Since all four Moufang identities are equivalent in the variety of loops [2, 3], to show that a given loop is Moufang, one must show that each triple of elements from the loop satisfies any one of the four Moufang identities. Our harmony reveals an alternate, and in some sense sharper, approach, i.e., it suffices, via Theorem 2.20, to show that each element in a loop satisfies only one, any one, of the four local identities \((A_{\mu }), (B_{\mu }), (C_{\mu })\) and \((D_{\mu })\) (instead of one of the four “global" Moufang identities) in order for the loop to be Moufang, which in turn, of course, allows us to conclude that every element of the loop satisfies all four of the global identities.

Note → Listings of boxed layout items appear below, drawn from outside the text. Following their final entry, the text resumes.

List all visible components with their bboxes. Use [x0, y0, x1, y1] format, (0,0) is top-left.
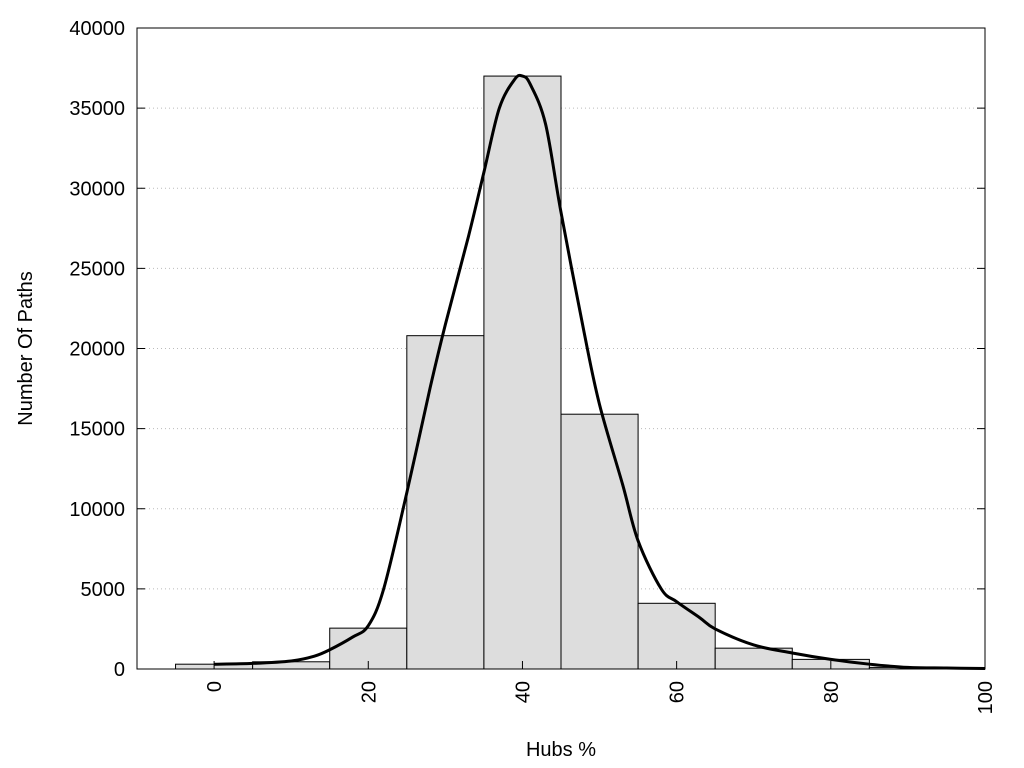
density-curve	[214, 73, 986, 671]
y-tick-label: 40000	[69, 18, 125, 40]
y-tick-label: 20000	[69, 339, 125, 361]
histogram-bar	[483, 75, 562, 670]
y-tick-label: 30000	[69, 178, 125, 200]
x-tick-label: 20	[358, 681, 380, 703]
x-tick-label: 60	[667, 681, 689, 703]
x-tick-label: 100	[975, 681, 997, 714]
x-tick-label: 40	[512, 681, 534, 703]
y-tick-label: 35000	[69, 98, 125, 120]
y-axis-label: Number Of Paths	[15, 271, 37, 426]
y-tick-label: 5000	[81, 579, 126, 601]
histogram-bar	[406, 335, 485, 670]
histogram-bar	[637, 602, 716, 670]
x-tick-label: 80	[821, 681, 843, 703]
x-axis-ticks: 0 20 40 60 80 100	[204, 661, 997, 714]
y-axis-ticks: 0 5000 10000 15000 20000 25000 30000 35000 40000	[69, 18, 985, 681]
density-curve-layer	[214, 73, 986, 671]
y-tick-label: 0	[114, 659, 125, 681]
bars	[175, 75, 947, 670]
y-tick-label: 10000	[69, 499, 125, 521]
x-tick-label: 0	[204, 681, 226, 692]
y-tick-label: 25000	[69, 258, 125, 280]
histogram-bar	[560, 413, 639, 670]
y-tick-label: 15000	[69, 419, 125, 441]
x-axis-label: Hubs %	[526, 739, 596, 761]
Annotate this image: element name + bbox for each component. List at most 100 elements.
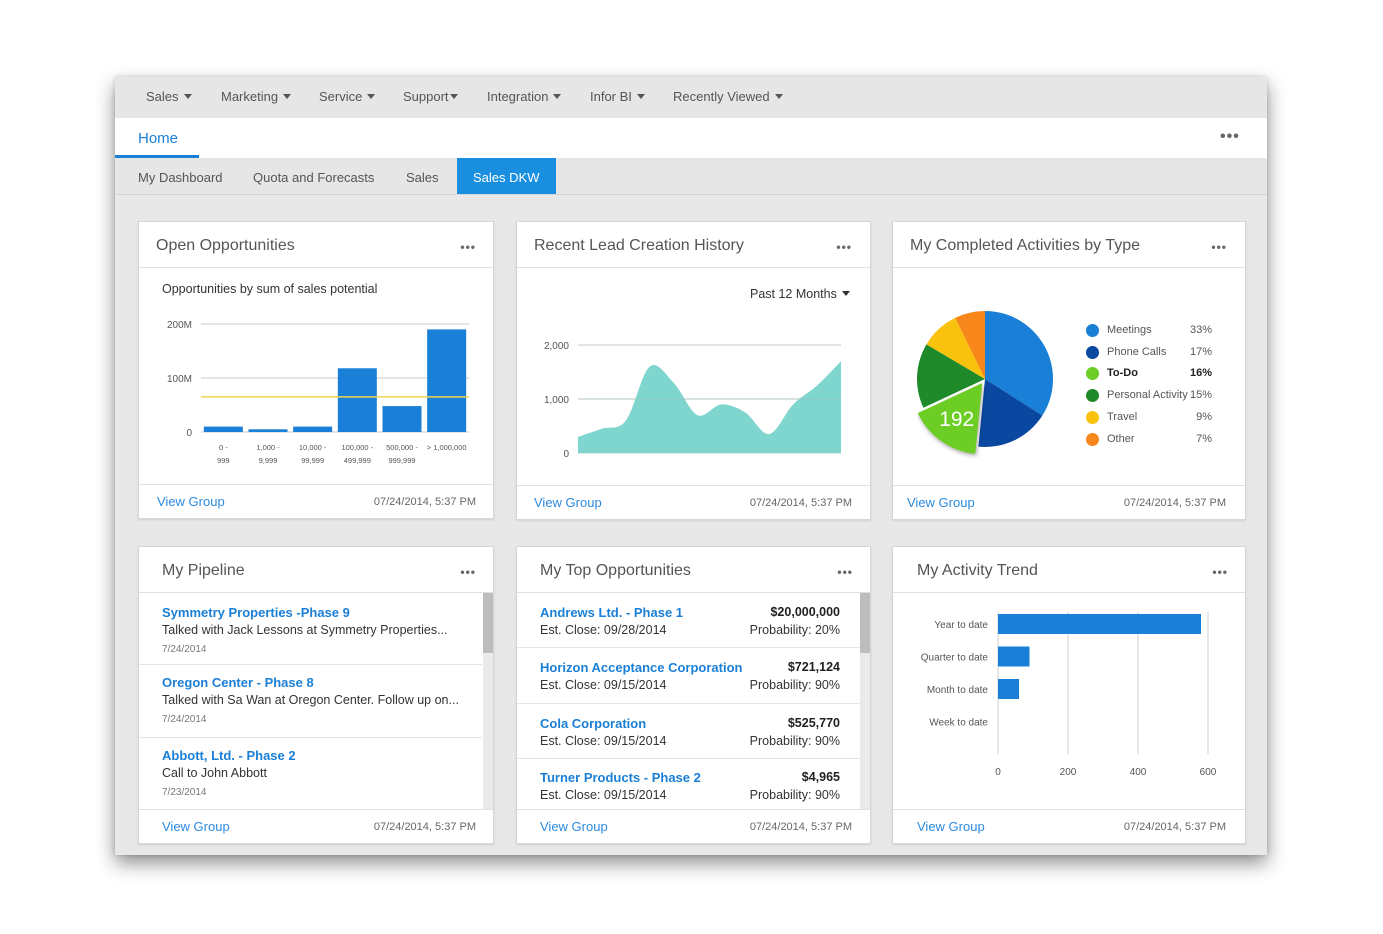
x-tick-label: 500,000 - bbox=[386, 443, 418, 452]
caret-down-icon bbox=[449, 94, 458, 100]
legend-item[interactable]: Travel 9% bbox=[1086, 409, 1212, 429]
pipeline-item-date: 7/23/2014 bbox=[162, 787, 207, 798]
tab-sales[interactable]: Sales bbox=[406, 170, 439, 185]
card-title: My Top Opportunities bbox=[540, 562, 691, 579]
x-tick-label: 1,000 - bbox=[256, 443, 280, 452]
divider bbox=[893, 485, 1245, 486]
lead-history-card: Recent Lead Creation History ••• Past 12… bbox=[516, 221, 871, 520]
opportunity-title[interactable]: Cola Corporation bbox=[540, 716, 647, 731]
y-tick-label: 200M bbox=[167, 320, 192, 331]
period-dropdown[interactable]: Past 12 Months bbox=[750, 287, 850, 301]
nav-support[interactable]: Support bbox=[403, 89, 458, 104]
timestamp: 07/24/2014, 5:37 PM bbox=[1123, 821, 1226, 833]
legend-item[interactable]: Personal Activity 15% bbox=[1086, 387, 1212, 407]
list-item[interactable]: Abbott, Ltd. - Phase 2 Call to John Abbo… bbox=[139, 738, 482, 809]
legend-swatch bbox=[1086, 345, 1099, 359]
more-options-icon[interactable]: ••• bbox=[1220, 128, 1240, 145]
scrollbar-thumb[interactable] bbox=[483, 593, 493, 653]
legend-label: Other bbox=[1107, 432, 1135, 445]
legend-percent: 17% bbox=[1189, 345, 1212, 358]
opportunity-amount: $20,000,000 bbox=[770, 605, 840, 619]
view-group-link[interactable]: View Group bbox=[540, 819, 608, 834]
caret-down-icon bbox=[636, 94, 645, 100]
nav-integration[interactable]: Integration bbox=[487, 89, 562, 104]
divider bbox=[139, 809, 493, 810]
tab-my-dashboard[interactable]: My Dashboard bbox=[138, 170, 223, 185]
view-group-link[interactable]: View Group bbox=[162, 819, 230, 834]
legend-item[interactable]: Other 7% bbox=[1086, 431, 1212, 451]
pipeline-item-desc: Talked with Jack Lessons at Symmetry Pro… bbox=[162, 623, 448, 637]
list-item[interactable]: Oregon Center - Phase 8 Talked with Sa W… bbox=[139, 665, 482, 738]
legend-item[interactable]: Phone Calls 17% bbox=[1086, 344, 1212, 364]
tab-quota-and-forecasts[interactable]: Quota and Forecasts bbox=[253, 170, 375, 185]
nav-sales[interactable]: Sales bbox=[146, 89, 192, 104]
home-bar: Home ••• bbox=[115, 118, 1267, 158]
legend-label: Meetings bbox=[1107, 324, 1152, 336]
list-item[interactable]: Turner Products - Phase 2 $4,965 Est. Cl… bbox=[517, 759, 860, 809]
card-title: Recent Lead Creation History bbox=[534, 237, 744, 254]
view-group-link[interactable]: View Group bbox=[917, 819, 985, 834]
timestamp: 07/24/2014, 5:37 PM bbox=[373, 821, 476, 833]
list-item[interactable]: Horizon Acceptance Corporation $721,124 … bbox=[517, 648, 860, 704]
view-group-link[interactable]: View Group bbox=[534, 495, 602, 510]
caret-down-icon bbox=[367, 94, 376, 100]
pipeline-item-desc: Call to John Abbott bbox=[162, 766, 267, 780]
nav-infor-bi-label: Infor BI bbox=[590, 89, 632, 104]
my-pipeline-card: My Pipeline ••• Symmetry Properties -Pha… bbox=[138, 546, 494, 844]
opportunity-title[interactable]: Horizon Acceptance Corporation bbox=[540, 660, 743, 675]
divider bbox=[139, 267, 493, 268]
tab-home[interactable]: Home bbox=[115, 118, 199, 158]
card-menu-icon[interactable]: ••• bbox=[836, 240, 852, 254]
legend-item[interactable]: Meetings 33% bbox=[1086, 322, 1212, 342]
tab-sales-dkw[interactable]: Sales DKW bbox=[457, 158, 556, 194]
pie-legend: Meetings 33% Phone Calls 17% To-Do 16% Persona… bbox=[1086, 322, 1212, 462]
opportunity-close-date: Est. Close: 09/15/2014 bbox=[540, 734, 667, 748]
card-menu-icon[interactable]: ••• bbox=[1211, 240, 1227, 254]
caret-down-icon bbox=[553, 94, 562, 100]
view-group-link[interactable]: View Group bbox=[157, 494, 225, 509]
pipeline-item-title[interactable]: Symmetry Properties -Phase 9 bbox=[162, 605, 350, 620]
activities-by-type-card: My Completed Activities by Type ••• 192 … bbox=[892, 221, 1246, 520]
pipeline-item-date: 7/24/2014 bbox=[162, 644, 207, 655]
view-group-link[interactable]: View Group bbox=[907, 495, 975, 510]
list-item[interactable]: Cola Corporation $525,770 Est. Close: 09… bbox=[517, 704, 860, 759]
card-menu-icon[interactable]: ••• bbox=[837, 565, 853, 579]
card-menu-icon[interactable]: ••• bbox=[1212, 565, 1228, 579]
bar bbox=[998, 646, 1030, 667]
divider bbox=[139, 592, 493, 593]
y-tick-label: 100M bbox=[167, 374, 192, 385]
y-tick-label: 1,000 bbox=[544, 395, 569, 406]
nav-service[interactable]: Service bbox=[319, 89, 376, 104]
scrollbar[interactable] bbox=[483, 593, 493, 809]
divider bbox=[893, 267, 1245, 268]
app-window: Sales Marketing Service Support Integrat… bbox=[115, 77, 1267, 855]
legend-percent: 33% bbox=[1189, 324, 1212, 336]
activity-trend-bar-chart: 0 200 400 600 Year to date Quarter to date Mon… bbox=[921, 612, 1217, 778]
opportunity-probability: Probability: 90% bbox=[749, 788, 840, 802]
pipeline-item-title[interactable]: Oregon Center - Phase 8 bbox=[162, 675, 314, 690]
x-tick-label: 999,999 bbox=[388, 456, 415, 465]
nav-infor-bi[interactable]: Infor BI bbox=[590, 89, 645, 104]
legend-swatch bbox=[1086, 410, 1099, 424]
legend-item[interactable]: To-Do 16% bbox=[1086, 365, 1212, 385]
divider bbox=[893, 592, 1245, 593]
opportunity-title[interactable]: Turner Products - Phase 2 bbox=[540, 770, 701, 785]
list-item[interactable]: Symmetry Properties -Phase 9 Talked with… bbox=[139, 593, 482, 665]
card-menu-icon[interactable]: ••• bbox=[460, 240, 476, 254]
opportunity-title[interactable]: Andrews Ltd. - Phase 1 bbox=[540, 605, 684, 620]
caret-down-icon bbox=[841, 291, 850, 297]
list-item[interactable]: Andrews Ltd. - Phase 1 $20,000,000 Est. … bbox=[517, 593, 860, 648]
scrollbar[interactable] bbox=[860, 593, 870, 809]
scrollbar-thumb[interactable] bbox=[860, 593, 870, 653]
x-tick-label: 499,999 bbox=[344, 456, 371, 465]
opportunities-bar-chart: 0 100M 200M 0 - 999 1,000 - 9,999 10,000 - 99,99… bbox=[167, 320, 469, 465]
opportunity-close-date: Est. Close: 09/15/2014 bbox=[540, 678, 667, 692]
nav-recently-viewed[interactable]: Recently Viewed bbox=[673, 89, 783, 104]
timestamp: 07/24/2014, 5:37 PM bbox=[749, 497, 852, 509]
pipeline-item-title[interactable]: Abbott, Ltd. - Phase 2 bbox=[162, 748, 296, 763]
pie-slice bbox=[955, 311, 985, 379]
nav-marketing[interactable]: Marketing bbox=[221, 89, 292, 104]
card-title: My Completed Activities by Type bbox=[910, 237, 1141, 254]
top-opportunities-list: Andrews Ltd. - Phase 1 $20,000,000 Est. … bbox=[517, 593, 872, 809]
card-menu-icon[interactable]: ••• bbox=[460, 565, 476, 579]
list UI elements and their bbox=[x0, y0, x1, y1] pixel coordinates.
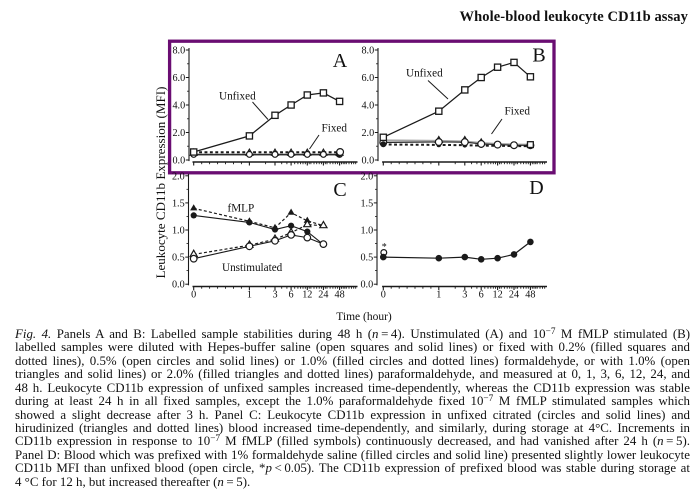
svg-text:2.0: 2.0 bbox=[172, 171, 185, 182]
svg-text:4.0: 4.0 bbox=[361, 101, 374, 112]
svg-text:2.0: 2.0 bbox=[361, 128, 374, 139]
svg-text:1.0: 1.0 bbox=[172, 226, 185, 237]
svg-text:6: 6 bbox=[289, 290, 294, 301]
svg-text:1: 1 bbox=[247, 290, 252, 301]
svg-text:4.0: 4.0 bbox=[172, 101, 185, 112]
svg-text:B: B bbox=[532, 45, 545, 67]
svg-text:0.0: 0.0 bbox=[360, 280, 373, 291]
svg-text:1: 1 bbox=[436, 290, 441, 301]
svg-text:Fixed: Fixed bbox=[322, 123, 348, 135]
svg-text:0.0: 0.0 bbox=[172, 156, 185, 167]
svg-text:1.5: 1.5 bbox=[360, 198, 373, 209]
svg-text:D: D bbox=[529, 177, 543, 199]
svg-text:24: 24 bbox=[318, 290, 328, 301]
svg-text:48: 48 bbox=[335, 290, 345, 301]
svg-text:0.5: 0.5 bbox=[172, 253, 185, 264]
svg-text:6.0: 6.0 bbox=[361, 73, 374, 84]
svg-text:2.0: 2.0 bbox=[360, 171, 373, 182]
svg-text:Unfixed: Unfixed bbox=[406, 68, 443, 80]
svg-text:0.5: 0.5 bbox=[360, 253, 373, 264]
svg-text:0.0: 0.0 bbox=[361, 156, 374, 167]
svg-text:3: 3 bbox=[462, 290, 467, 301]
svg-text:48: 48 bbox=[525, 290, 535, 301]
svg-text:A: A bbox=[333, 50, 348, 72]
svg-text:2.0: 2.0 bbox=[172, 128, 185, 139]
svg-text:0: 0 bbox=[191, 290, 196, 301]
svg-text:fMLP: fMLP bbox=[228, 203, 255, 215]
svg-text:6.0: 6.0 bbox=[172, 73, 185, 84]
svg-text:8.0: 8.0 bbox=[172, 46, 185, 57]
svg-text:Unfixed: Unfixed bbox=[219, 91, 256, 103]
svg-text:1.5: 1.5 bbox=[172, 198, 185, 209]
svg-text:12: 12 bbox=[493, 290, 503, 301]
svg-text:6: 6 bbox=[479, 290, 484, 301]
svg-text:0: 0 bbox=[381, 290, 386, 301]
svg-text:*: * bbox=[382, 242, 387, 253]
svg-text:8.0: 8.0 bbox=[361, 46, 374, 57]
svg-text:Time (hour): Time (hour) bbox=[336, 311, 392, 323]
svg-text:Unstimulated: Unstimulated bbox=[222, 262, 283, 274]
svg-text:24: 24 bbox=[509, 290, 519, 301]
svg-text:12: 12 bbox=[302, 290, 312, 301]
svg-text:Leukocyte CD11b Expression (MF: Leukocyte CD11b Expression (MFI) bbox=[153, 87, 168, 279]
svg-text:3: 3 bbox=[272, 290, 277, 301]
svg-text:0.0: 0.0 bbox=[172, 280, 185, 291]
svg-text:Fixed: Fixed bbox=[505, 106, 531, 118]
svg-text:C: C bbox=[333, 179, 346, 201]
svg-text:1.0: 1.0 bbox=[360, 226, 373, 237]
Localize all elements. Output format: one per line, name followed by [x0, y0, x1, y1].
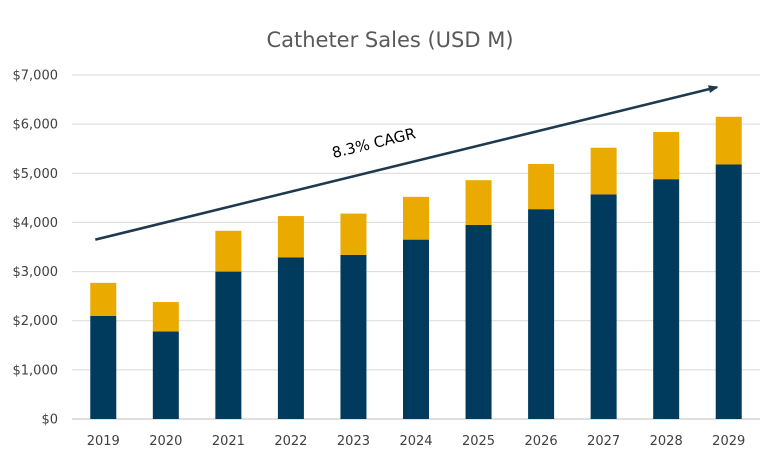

In fact, Corollary 2.16 establishes this in the more general setting of magmas with either the right or left inverse property. Hence, Corollary 2.16 and Theorem 2.20 are two alternate, generalized versions of the theorem on the equivalence of the four Moufang identities for loops.